Ritornando, per così dire, sul pezzo, Palombella, artefice prima all'Ilva e poi da segretario nazionale Uilm dei peggiori accordi nazionali e aziendali, rivendica che il contratto sta a buon punto e che “siamo a metà del guado” e che ora l'opera deve essere portata a termine. E' già un preannuncio di una firma, con piccoli ritocchi, della trattativa in corso. Ha fatto questo discorso a Napoli, dove esiste già la battuta giusta: “Facimme a facc feroce”, e quindi annuncia un possibile nuovo sciopero generale con manifestazione nazionale a Roma.
Ma, a dir la verità, questa volta Landini ha fatto peggio di Palombella. Ormai da quando ha abiurato alla parte del “grande oppositore e della voce di lotta della Fiom” e ha abbandonato la farsesca storia della “coalizione sociale” (su cui è calato un ignominioso silenzio, che se fosse una persona dignitosa dovrebbe rifiutarsi di camminare per strada), è divenuto più realista del re. A Bari ha parlato più del dissenso manifestatosi all'assemblea della Confcommercio coi fischi a Renzi, che di indicazioni ai lavoratori per dare un “fischio” un po' più solido al governo, esprimendo alla fine una posizione perfino più moderata dei commercianti che hanno fischiato: “Il giudizio non è positivo su questo governo. Ma più che fischiare, credo che il problema sia cambiare le politiche del governo”.

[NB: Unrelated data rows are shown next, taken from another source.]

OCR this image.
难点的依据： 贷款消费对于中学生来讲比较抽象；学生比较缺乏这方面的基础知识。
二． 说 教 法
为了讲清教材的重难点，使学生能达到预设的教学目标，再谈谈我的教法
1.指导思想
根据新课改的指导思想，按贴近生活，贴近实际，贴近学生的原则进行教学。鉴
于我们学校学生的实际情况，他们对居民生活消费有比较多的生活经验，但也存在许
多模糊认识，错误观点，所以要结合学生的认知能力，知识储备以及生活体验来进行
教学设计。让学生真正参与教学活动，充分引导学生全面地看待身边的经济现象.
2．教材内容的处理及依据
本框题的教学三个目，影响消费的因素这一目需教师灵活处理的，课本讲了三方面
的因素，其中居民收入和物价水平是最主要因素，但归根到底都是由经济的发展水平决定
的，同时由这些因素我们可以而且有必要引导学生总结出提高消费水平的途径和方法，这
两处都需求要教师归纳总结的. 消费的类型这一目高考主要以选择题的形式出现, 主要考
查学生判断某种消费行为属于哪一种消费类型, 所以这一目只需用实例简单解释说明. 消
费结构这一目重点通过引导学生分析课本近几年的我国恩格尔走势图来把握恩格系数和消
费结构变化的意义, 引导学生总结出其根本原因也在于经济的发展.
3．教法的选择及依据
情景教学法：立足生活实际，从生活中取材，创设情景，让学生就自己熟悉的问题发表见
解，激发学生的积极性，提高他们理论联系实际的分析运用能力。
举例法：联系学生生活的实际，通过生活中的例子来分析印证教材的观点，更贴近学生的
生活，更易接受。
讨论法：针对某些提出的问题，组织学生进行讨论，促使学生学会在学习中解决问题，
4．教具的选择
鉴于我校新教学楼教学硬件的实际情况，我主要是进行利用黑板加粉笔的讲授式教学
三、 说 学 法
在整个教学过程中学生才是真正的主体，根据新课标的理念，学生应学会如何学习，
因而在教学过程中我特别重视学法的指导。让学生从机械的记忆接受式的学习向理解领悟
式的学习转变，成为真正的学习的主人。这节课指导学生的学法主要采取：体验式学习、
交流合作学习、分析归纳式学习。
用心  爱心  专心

Per questo proletari comunisti considera grottesche le posizioni di quei gruppi, appartenenti alla sinistra di classe, che hanno tenuto bordone, con roboanti proclami e pratica meschina, agli scioperi in corso.
La strada della ricostruzione del sindacalismo di classe, dell'organizzazione di classe, della lotta per modificare i rapporti di forza nelle fabbriche, passa al contrario da una coerente battaglia nelle fabbriche di non adesione a questi scioperi, di costruzione di assemblee autonome e di rilancio dello scontro su tutti i temi possibili, in cui sindacalisti interni od esterni siano considerati controparte e non alleati.
Per costruire scioperi che siano forma della guerra di classe oggi necessaria.
La strada è difficile, il cammino è tortuoso, ma è l'unica prospettiva per una effettiva ripresa.